Some BoC properties to understand. BoC is an acyclic graph. The link to a cell c is a hash of its data and its hash links to subcells. So we cannot create a cycle. (Because if we add a link from the parent cell to the child cell, then, by doing so, we recalculate all hashes from the changed cell to the root cell and the link to the parent cell changes). The entire state of the contract is BoC. This is one cell with as many child cells as you like. Ton Solidity takes care of work with states for us, but you need to understand that, because of ES’s tree structure, we normally don’t write contracts with a lot of data. In order to illustrate how it works, consider (schematically) how a dictionary could be implemented in BoC.
Each circle in the picture is a separate cell. To get the value by key 2, TVM needs to load a cell of depth 0, then depth 1 and then depth 2. We have to pay gas for each time a cell is loaded. And if we change the value by key two, we will need to recalculate all references from the cell with the value of the root cell because the cell reference is a hash (cell.data + cell.refs).
So, links to all cells along the way will change and we will need to change them from bottom to top. So, the more elements our dictionary has, the deeper the cell will be and the more expensive it will be to work with. For a dictionary, the cost of gas will increase to O(log n) in a worst case scenario. (In reality, everything would be more complicated but O (log n) can be useful to look at as a worst case scenario).
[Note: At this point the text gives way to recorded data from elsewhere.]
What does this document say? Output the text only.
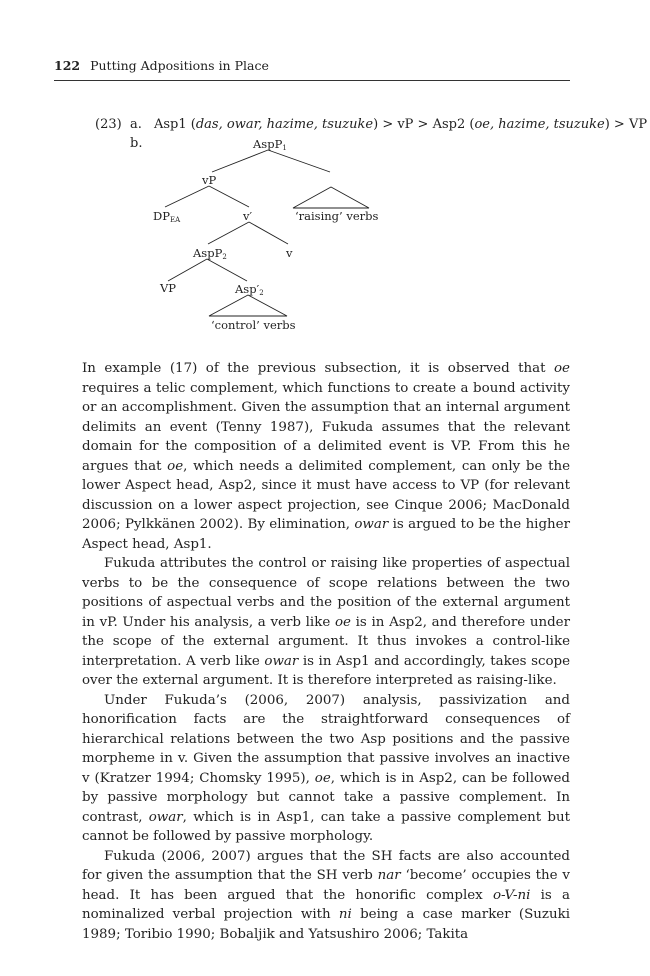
122 Putting Adpositions in Place
(23) a. Asp1 (das, owar, hazime, tsuzuke) > vP > Asp2 (oe, hazime, tsuzuke) > VP
b.	AspP1
vP
DPEA	v′	‘raising’ verbs
AspP2	v
VP	Asp′2
‘control’ verbs

In example (17) of the previous subsection, it is observed that oe requires a telic complement, which functions to create a bound activity or an accomplishment. Given the assumption that an internal argument delimits an event (Tenny 1987), Fukuda assumes that the relevant domain for the composition of a delimited event is VP. From this he argues that oe, which needs a delimited complement, can only be the lower Aspect head, Asp2, since it must have access to VP (for relevant discussion on a lower aspect projection, see Cinque 2006; MacDonald 2006; Pylkkänen 2002). By elimination, owar is argued to be the higher Aspect head, Asp1.

Fukuda attributes the control or raising like properties of aspectual verbs to be the consequence of scope relations between the two positions of aspectual verbs and the position of the external argument in vP. Under his analysis, a verb like oe is in Asp2, and therefore under the scope of the external argument. It thus invokes a control-like interpretation. A verb like owar is in Asp1 and accordingly, takes scope over the external argument. It is therefore interpreted as raising-like.

Under Fukuda’s (2006, 2007) analysis, passivization and honorification facts are the straightforward consequences of hierarchical relations between the two Asp positions and the passive morpheme in v. Given the assumption that passive involves an inactive v (Kratzer 1994; Chomsky 1995), oe, which is in Asp2, can be followed by passive morphology but cannot take a passive complement. In contrast, owar, which is in Asp1, can take a passive complement but cannot be followed by passive morphology.

Fukuda (2006, 2007) argues that the SH facts are also accounted for given the assumption that the SH verb nar ‘become’ occupies the v head. It has been argued that the honorific complex o-V-ni is a nominalized verbal projection with ni being a case marker (Suzuki 1989; Toribio 1990; Bobaljik and Yatsushiro 2006; Takita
Now, if we are creating an ERC20 token, then the more owners this token has, the more expensive the gas will be to use this contract (the size of the owner-number map will grow). And although O(Log n) doesn’t sound scary at all, and the cost of working with the map will increase very, very slowly after the first hundred elements, and then even slower after that, in ES there we have a storage fee that grows linearly.
If you have accounts in your ERC-20 token that contain pennies, then the fees for holding these accounts will greatly exceed the value of these accounts over the years. Therefore, in ES it is customary to make separate contracts for separate accounts, which themselves pay for their storage.
Fun fact: this entire overcomplicated data storage scheme helps to scale the network, so that the validator can quickly execute smart contracts. Validators do not need to store the entire current state of the blockchain in Ram, because loading the smart contract state from the disk will be fast, since all smart contracts are small. Additionally, since all contracts are small, they are evenly distributed across all shards.